BVI take body shape into account [change]
The BVI was made in 2000 as an alternative to the BMI. With the data, a computer should be able to check whether a person is obese. The BVI measures the BMI, the circumference of the waist, and the waist-hip-ratio.
The BVI is used on a 3D full body scanner to determine the health risk of the person scanned. Using the scanner, the BVI can differentiate between people with the same BMI, but with a different shape or weight distribution. The BVI is currently being tested in different hospitals in the US and Europe; a two-year project was started to see whether it would be as useful as the BMI.
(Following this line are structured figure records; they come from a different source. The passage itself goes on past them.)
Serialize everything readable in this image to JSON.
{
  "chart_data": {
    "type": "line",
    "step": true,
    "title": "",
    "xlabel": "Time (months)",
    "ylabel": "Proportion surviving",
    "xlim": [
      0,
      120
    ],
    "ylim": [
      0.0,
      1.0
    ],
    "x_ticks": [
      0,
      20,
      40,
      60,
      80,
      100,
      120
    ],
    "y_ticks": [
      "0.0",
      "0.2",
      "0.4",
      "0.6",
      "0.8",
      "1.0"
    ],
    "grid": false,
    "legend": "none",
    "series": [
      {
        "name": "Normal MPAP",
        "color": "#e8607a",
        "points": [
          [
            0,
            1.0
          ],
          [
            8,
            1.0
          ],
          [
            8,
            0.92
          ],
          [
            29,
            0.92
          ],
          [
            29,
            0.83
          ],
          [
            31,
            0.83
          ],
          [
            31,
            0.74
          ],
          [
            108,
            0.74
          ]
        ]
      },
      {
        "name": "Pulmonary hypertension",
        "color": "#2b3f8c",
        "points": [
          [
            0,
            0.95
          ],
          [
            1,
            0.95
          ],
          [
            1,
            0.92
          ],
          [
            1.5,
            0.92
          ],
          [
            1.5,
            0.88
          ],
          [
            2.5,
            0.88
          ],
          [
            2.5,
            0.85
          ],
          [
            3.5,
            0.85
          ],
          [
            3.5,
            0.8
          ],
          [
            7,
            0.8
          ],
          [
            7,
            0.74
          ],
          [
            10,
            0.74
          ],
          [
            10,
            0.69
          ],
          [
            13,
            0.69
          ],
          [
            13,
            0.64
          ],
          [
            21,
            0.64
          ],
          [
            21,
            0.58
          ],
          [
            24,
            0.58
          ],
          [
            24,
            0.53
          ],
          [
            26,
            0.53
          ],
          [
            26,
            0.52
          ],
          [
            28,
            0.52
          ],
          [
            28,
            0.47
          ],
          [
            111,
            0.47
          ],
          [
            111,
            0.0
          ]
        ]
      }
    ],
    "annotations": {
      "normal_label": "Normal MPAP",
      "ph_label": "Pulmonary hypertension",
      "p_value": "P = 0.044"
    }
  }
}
The BMI can be measured manually, using the height and weight of a person. The BVI is calculated automatically based on data from the 3D scanner. The total weight or total fat content are not used. Scienmtific studies showed that fat content of the abdomen, and "mass" around it pose a greater health risk. This fact is commonly known as central obesity. A full body surface scanner determines the three-dimensional outline of a person's exterior surface, so that computation can be used to calculate the part volumes and the part body composition of that person. BVI makes an inference as to the body's distribution of fat and weight using complex and detailed Body Composition data.
Most body scanners take a number of images from different angles. Different lighting as well as patterns projected onto the body are used to determine the body shape and the distribution of the weight in the body of the patient.